Ce ressortissant malgache était jusqu’à tout récemment le capitaine d’un bateau de pêche mauricien. Mais depuis le passage du cyclone Belal, son employeur a mis un terme à leur collaboration. Un de ses compatriotes à Maurice explique : « ll ne s’est pas présenté après le passage de Belal, car il croyait que le bateau ne sortirait pas en raison du mauvais temps. Son employeur a aussitôt déclaré qu’il avait abandonné son poste. »
Traqué par le Passport and Immigration Office, le capitaine malgache a été arrêté puis placé en détention à Plaisance. « Cela fait deux mois qu’il est là. Il dit que son employeur refusait de payer son billet de rapatriement », fait-on comprendre.
Devant une telle situation, des membres de la force policière ont alerté le Syndicat des Pêcheurs (SDP), car le ressortissant n’a aucune relation à Maurice et on ne sait quand une solution sera dégagée dans ce cas. Judex Rampaul, secrétaire du SDP, déplore cette manière de faire. « Il faut que les employeurs réalisent que ces travailleurs sont des êtres humains. Ils viennent ici pour travailler et n’ont aucune voix pour les défendre. Qu’importe ce qui a pu se passer, il faut trouver un moyen pour régler le litige, et non pas laisser cet homme en cellule tout ce temps », dit-il.
Judex Rampaul fait ressortir que beaucoup de Malgaches sont engagés sur des bateaux de pêche mauriciens, faute de main-d’œuvre. « Même si ce sont des étrangers, il faut bien les traiter. Il y a des lois à respecter », ajoute-t-il. Il se demande ainsi si ce cas n’est pas que le sommet de l’iceberg. « Combien d’autres cas comme cela y a-t-il encore ? » se demande-t-il.
En attendant, il souhaite que les autorités réagissent car selon les lois du travail, l’employeur est responsable de son rapatriement. « Pour faire venir un travailleur étranger, on doit avoir une garantie bancaire », avance-t-il.

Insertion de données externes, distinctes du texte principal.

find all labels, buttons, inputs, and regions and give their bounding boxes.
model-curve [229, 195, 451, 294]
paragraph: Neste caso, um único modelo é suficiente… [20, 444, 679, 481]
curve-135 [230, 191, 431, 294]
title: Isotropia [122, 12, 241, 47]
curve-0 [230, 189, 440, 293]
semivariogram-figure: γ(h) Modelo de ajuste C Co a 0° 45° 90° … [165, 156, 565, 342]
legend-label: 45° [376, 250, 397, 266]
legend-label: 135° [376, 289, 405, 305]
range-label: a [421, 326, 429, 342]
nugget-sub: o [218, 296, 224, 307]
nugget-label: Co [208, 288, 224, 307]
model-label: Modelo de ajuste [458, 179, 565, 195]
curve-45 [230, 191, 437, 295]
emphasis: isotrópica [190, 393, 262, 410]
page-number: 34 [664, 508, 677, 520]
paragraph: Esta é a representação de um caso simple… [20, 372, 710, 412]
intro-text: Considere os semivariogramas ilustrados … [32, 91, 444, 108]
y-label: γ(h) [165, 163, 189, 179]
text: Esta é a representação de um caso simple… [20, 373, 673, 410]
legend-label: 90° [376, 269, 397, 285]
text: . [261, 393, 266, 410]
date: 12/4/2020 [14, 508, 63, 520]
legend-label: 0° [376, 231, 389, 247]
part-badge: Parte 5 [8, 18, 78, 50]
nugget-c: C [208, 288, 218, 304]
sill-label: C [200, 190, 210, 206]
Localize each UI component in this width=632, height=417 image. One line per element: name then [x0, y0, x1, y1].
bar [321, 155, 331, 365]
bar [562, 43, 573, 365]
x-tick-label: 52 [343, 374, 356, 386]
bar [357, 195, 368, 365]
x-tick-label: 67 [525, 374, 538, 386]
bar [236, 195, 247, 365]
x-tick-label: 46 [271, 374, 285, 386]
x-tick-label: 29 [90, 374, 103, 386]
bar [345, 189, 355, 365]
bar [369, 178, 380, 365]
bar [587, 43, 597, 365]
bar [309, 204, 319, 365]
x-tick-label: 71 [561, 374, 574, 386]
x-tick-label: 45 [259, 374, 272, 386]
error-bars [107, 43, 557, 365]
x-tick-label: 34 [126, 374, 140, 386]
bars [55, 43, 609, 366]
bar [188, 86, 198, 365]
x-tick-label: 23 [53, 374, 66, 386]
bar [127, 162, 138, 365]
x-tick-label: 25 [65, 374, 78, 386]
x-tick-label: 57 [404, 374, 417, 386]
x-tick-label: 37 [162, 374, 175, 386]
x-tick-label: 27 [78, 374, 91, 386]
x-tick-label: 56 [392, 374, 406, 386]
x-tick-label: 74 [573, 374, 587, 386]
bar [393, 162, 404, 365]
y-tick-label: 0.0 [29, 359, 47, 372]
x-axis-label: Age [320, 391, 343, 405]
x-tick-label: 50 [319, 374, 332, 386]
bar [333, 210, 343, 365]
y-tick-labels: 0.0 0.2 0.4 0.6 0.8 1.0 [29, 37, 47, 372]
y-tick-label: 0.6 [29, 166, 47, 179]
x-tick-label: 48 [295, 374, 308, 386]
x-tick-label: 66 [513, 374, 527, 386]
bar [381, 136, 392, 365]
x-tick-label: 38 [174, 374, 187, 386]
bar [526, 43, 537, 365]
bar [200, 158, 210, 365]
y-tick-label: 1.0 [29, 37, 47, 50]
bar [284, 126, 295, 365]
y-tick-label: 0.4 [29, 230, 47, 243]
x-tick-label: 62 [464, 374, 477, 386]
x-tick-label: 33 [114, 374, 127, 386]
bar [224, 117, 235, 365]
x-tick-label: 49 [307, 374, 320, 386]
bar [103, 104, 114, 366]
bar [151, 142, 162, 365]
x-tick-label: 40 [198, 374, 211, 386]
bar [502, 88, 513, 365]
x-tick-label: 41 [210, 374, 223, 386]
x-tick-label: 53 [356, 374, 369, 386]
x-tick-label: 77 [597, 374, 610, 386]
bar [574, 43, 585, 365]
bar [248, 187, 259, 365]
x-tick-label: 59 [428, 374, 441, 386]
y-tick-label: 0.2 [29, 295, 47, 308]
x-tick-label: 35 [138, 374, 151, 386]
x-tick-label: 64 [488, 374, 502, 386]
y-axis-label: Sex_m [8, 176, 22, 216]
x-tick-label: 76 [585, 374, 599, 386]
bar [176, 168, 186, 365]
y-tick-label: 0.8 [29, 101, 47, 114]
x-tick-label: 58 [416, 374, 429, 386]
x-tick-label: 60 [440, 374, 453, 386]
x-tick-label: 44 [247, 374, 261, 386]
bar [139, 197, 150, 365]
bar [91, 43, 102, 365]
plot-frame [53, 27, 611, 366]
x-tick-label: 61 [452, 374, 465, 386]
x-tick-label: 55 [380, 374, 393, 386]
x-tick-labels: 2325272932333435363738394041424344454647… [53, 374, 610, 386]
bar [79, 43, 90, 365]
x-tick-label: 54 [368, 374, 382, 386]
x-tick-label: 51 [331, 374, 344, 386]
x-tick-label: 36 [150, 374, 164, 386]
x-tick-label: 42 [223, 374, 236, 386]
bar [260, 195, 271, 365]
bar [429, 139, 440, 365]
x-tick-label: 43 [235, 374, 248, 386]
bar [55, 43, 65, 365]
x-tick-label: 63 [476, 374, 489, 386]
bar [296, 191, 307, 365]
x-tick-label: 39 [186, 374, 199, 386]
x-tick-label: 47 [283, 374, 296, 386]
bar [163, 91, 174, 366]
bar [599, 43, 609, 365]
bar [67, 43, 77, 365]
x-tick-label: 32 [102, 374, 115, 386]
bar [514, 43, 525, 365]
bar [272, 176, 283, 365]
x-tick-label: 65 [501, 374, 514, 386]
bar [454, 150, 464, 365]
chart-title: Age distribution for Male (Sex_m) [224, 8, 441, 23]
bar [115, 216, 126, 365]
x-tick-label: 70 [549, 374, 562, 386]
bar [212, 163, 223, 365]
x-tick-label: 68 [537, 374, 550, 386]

Au ministère du Travail, on indique qu’il y a des procédures à respecter avant le rapatriement de tout travailleur étranger. « S’il y a un litige avec un travailleur étranger, l’employeur doit en informer le ministère. Il y aura ensuite une enquête pour voir si les faits sont avérés. Il faut aussi vérifier si le travailler a eu droit à tous ses Benefits avant qu’il ne quitte le pays », explique un porte-parole.
Une enquête sera ouverte sur le cas de ce capitaine malgache.
Par ailleurs, Judex Rampaul attire également l’attention sur le cas de l’équipage de l’Isuru Putha 2, bateau sri-lankais intercepté pour pêche illégale dans nos eaux territoriales en octobre 2023. Il plaide ainsi pour que les procédures judiciaires s’accélèrent et que les pêcheurs puissent être fixés sur leur sort. « L’équipage est maintenu sous surveillance au Seafarers Centre depuis six mois. Ils ne peuvent se déplacer. » Il se demande également si, dans de telles situations, ce n’est pas le capitaine qui doit être détenu pour enquête, et non pas tout l’équipage.
L’Isuru Putha 2 avait été arraisonné le 20 octobre dernier alors que le CSG Barracuda de la National Coast Guard assurait la surveillance dans notre zone économique exclusive. Lors de cette opération, 50 requins avaient été retrouvés dans une cale, selon la police. Le but de l’enquête était de déterminer si cette pêche avait eu lieu dans les eaux mauriciennes ou ailleurs. Le bateau n’était en outre pas en possession d’un permis des autorités mauriciennes.